Agora mãe de adolescente, continuo aprendendo
Adolescente polêmico me instiga a curiosidade. Em uma sociedade livre e tão cheia de possibilidades, seria injusto limitar filho adolescente a seguir padrões dos quais discorda. Discutir (não é brigar, insisto!) as inúmeras opções de faculdade, carreira, estilo é ampliar horizontes e exercitar o respeito à diversidade.
– Mãe, que saco! Já disse que ir prá faculdade não é a única opção quando acabar o 3o. ano! Tenho outros planos e quero conversar com você sobre isso, mas sem estresse! Você precisa abrir a cabeça para escutar e entender antes de formar sua opinião ou dizer não. Ok?? – disse ele um dia.
Surpresa com tamanho argumento, recuei. Calei-me. Digerindo aquele desabafo, lembrei de minhas próprias escolhas do passado. Adolescente, precisei argumentar sobre as minhas escolhas; como as dele, também fugiram totalmente do padrão (e expectativa) da família e da sociedade.
Agora como mãe, precisava resgatar aquela “atitude aberta” do passado para ajudar filho a encontrar sua própria identidade. Não sabia que aprenderia ainda mais com ele.
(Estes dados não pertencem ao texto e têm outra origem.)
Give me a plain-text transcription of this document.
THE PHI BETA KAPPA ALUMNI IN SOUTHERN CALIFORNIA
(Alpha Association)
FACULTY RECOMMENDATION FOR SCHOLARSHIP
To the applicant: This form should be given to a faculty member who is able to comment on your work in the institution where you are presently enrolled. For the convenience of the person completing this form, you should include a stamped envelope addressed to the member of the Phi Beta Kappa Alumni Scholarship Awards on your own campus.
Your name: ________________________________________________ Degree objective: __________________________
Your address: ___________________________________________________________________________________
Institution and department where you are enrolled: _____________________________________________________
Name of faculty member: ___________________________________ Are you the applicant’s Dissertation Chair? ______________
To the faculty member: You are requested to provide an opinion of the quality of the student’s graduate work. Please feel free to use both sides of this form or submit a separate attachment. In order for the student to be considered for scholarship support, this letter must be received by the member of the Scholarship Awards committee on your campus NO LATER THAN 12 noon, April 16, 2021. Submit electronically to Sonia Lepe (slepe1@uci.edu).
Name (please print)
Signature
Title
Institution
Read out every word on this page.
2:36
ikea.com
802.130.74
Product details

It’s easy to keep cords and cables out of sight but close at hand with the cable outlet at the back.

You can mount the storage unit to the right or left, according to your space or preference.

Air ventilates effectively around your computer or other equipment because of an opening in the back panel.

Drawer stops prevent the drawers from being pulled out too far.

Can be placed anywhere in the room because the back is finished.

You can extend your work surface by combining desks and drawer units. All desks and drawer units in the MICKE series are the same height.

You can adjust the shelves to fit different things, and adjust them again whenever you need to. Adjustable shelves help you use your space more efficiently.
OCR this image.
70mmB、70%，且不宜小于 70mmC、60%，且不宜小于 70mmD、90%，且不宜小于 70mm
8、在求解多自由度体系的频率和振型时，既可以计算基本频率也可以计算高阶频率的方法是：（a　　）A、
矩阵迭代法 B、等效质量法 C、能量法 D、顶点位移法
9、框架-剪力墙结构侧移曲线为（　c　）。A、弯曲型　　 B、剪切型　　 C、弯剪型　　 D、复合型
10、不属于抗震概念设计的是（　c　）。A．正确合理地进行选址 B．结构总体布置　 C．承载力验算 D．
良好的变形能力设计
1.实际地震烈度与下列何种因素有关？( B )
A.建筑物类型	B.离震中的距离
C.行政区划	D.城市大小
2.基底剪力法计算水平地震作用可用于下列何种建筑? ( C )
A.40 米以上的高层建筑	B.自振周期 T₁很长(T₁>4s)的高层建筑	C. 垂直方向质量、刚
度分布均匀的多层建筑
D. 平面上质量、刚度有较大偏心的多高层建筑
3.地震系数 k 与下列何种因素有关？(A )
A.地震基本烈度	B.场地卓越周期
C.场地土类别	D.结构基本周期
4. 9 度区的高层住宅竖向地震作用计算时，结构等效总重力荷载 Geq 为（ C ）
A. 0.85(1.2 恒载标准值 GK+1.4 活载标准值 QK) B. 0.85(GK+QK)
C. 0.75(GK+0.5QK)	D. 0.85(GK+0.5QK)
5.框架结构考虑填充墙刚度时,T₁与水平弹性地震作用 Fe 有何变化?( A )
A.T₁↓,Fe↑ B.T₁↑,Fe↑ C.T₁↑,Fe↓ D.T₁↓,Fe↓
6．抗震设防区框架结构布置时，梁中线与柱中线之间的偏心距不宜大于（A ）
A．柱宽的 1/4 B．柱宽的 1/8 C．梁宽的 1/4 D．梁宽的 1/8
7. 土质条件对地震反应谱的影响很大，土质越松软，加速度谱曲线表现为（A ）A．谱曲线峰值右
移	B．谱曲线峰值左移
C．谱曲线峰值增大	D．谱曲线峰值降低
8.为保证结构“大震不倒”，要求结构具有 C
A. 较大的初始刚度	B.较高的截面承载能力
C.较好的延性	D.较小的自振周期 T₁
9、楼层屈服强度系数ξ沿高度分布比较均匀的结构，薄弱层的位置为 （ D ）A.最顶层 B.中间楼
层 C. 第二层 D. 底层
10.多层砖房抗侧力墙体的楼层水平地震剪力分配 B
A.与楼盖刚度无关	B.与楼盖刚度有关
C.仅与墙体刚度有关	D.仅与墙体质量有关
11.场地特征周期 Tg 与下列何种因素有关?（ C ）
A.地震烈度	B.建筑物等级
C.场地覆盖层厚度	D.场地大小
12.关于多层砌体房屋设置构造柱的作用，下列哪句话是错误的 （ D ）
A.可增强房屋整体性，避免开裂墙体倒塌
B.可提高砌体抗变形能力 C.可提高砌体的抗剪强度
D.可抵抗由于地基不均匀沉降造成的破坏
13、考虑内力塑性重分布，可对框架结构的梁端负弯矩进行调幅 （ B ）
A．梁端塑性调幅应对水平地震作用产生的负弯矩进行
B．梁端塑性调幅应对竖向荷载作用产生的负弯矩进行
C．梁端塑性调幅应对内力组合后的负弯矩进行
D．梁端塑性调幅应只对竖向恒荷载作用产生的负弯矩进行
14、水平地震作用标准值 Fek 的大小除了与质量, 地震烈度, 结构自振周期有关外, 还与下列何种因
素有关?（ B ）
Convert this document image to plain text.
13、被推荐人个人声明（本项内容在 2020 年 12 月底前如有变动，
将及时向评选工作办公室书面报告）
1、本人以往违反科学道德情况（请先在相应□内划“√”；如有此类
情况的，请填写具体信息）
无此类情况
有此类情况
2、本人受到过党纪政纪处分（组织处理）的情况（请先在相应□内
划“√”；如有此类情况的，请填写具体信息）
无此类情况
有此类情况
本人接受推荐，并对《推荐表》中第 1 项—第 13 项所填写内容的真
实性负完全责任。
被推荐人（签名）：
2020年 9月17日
Quero um país de adolescentes polêmicos
Quando descobri minha voz, descobri o prazer de poder escolher. Seguir padrões porque “devia” já não me convencia mais. Não se tratava de rebeldia mas de liberdade de escolha o que, por si só, não garantia nada. Precisava exercitar o livre arbítrio conhecendo, questionando, escutando e discutindo diferentes opiniões e idéias. Só assim podia crescer, amadurecer; sair da sombra.
Ler situações sob diferentes perspectivas, escutar opiniões divergentes da minha, discutir idéias, abrir a mente para novas possibilidades se tornou um caminho sem volta. Mas, quando me tornei mãe, aos poucos e sem notar, o medo da nova e desconhecida jornada que começava me levou de volta aos padrões.
Sacudida por aquele desabafo do filho, despertei. Eis o país que quero para o futuro: formado por adolescentes polêmicos capazes de aprimorar o mundo de hoje com sua energia e olhar crítico para considerar novas possibilidades.
As sacudidas fazem o país que quero para o futuro
Ao me deparar com aquele adolescente polêmico dentro de casa, resgatei o gosto pelo diferente. Junto, recuperei a capacidade de escutar e argumentar para poder orientar filho sobre possibilidades, não mais sobre padrões. O novo papel me fez reviver a adolescente polêmica do passado: não podia limitar meu filho em seu vôo.
Uma nação se faz com cidadãos conscientes, com voz ativa e senso crítico para escolher dentre inúmeras possibilidades. Desejo, portanto, manter-me suficientemente aberta para educar filho adolescente polêmico. Afinal, só com essas “sacudidas” terei chance de ver o país que quero para o futuro.